At first, I didn’t understand why my father never attempted to change fate. I tried to pry into it but he always dodged the answer by saying that he didn’t see the future in order to change it, the same as I didn’t control the lives of people I saw on television. After many years, I realised this was the only answer I would get. He cannot change the future just tell it. He wanted me to know that. That was why his girlfriends had left him. That was why I said goodbye to him when, as we were talking, I saw the planets relay to him a sliver of the future. When you cannot fight fate, it is better not to know.
No, this is not entirely true. I asked him many times what he saw. I just stopped asking about Gábor.
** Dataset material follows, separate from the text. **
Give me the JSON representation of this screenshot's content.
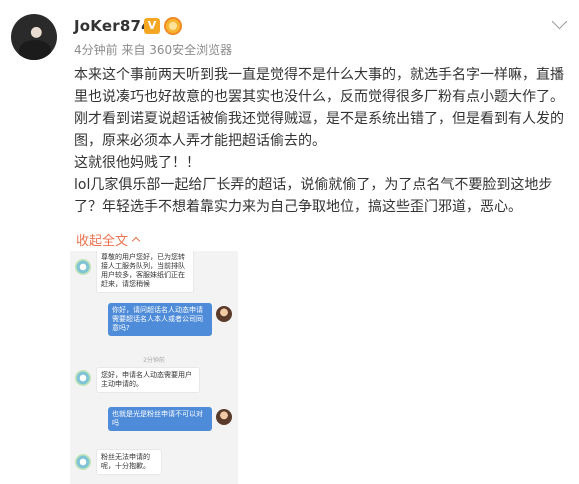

As a teenager, I nagged him to tell me if I would pass my exam; would I be a doctor, a pharmacist, a nurse? No, no, yes. It had been a kind of vocational guidance. What could he tell me about Márton? Béla? Attila? When he told me whether the love affair ended in a nice or ugly manner, I realised I didn’t need to know. I shouldn’t know beforehand, never, because it is poison, a permanent ache, a constant search for faults and defects. Why wouldn’t it work? Because of him? Or because of me? Which of us wasn’t enough for the other?
I told my father to keep the messages of the planets to himself. For a while he complied, but I knew from the shadows crossing his face that he saw my future. I pressed my lips together and didn’t ask. Perhaps it was defiance rather than the good sense not to let myself be controlled by my father’s prophecies. I managed to refrain from asking. For a while.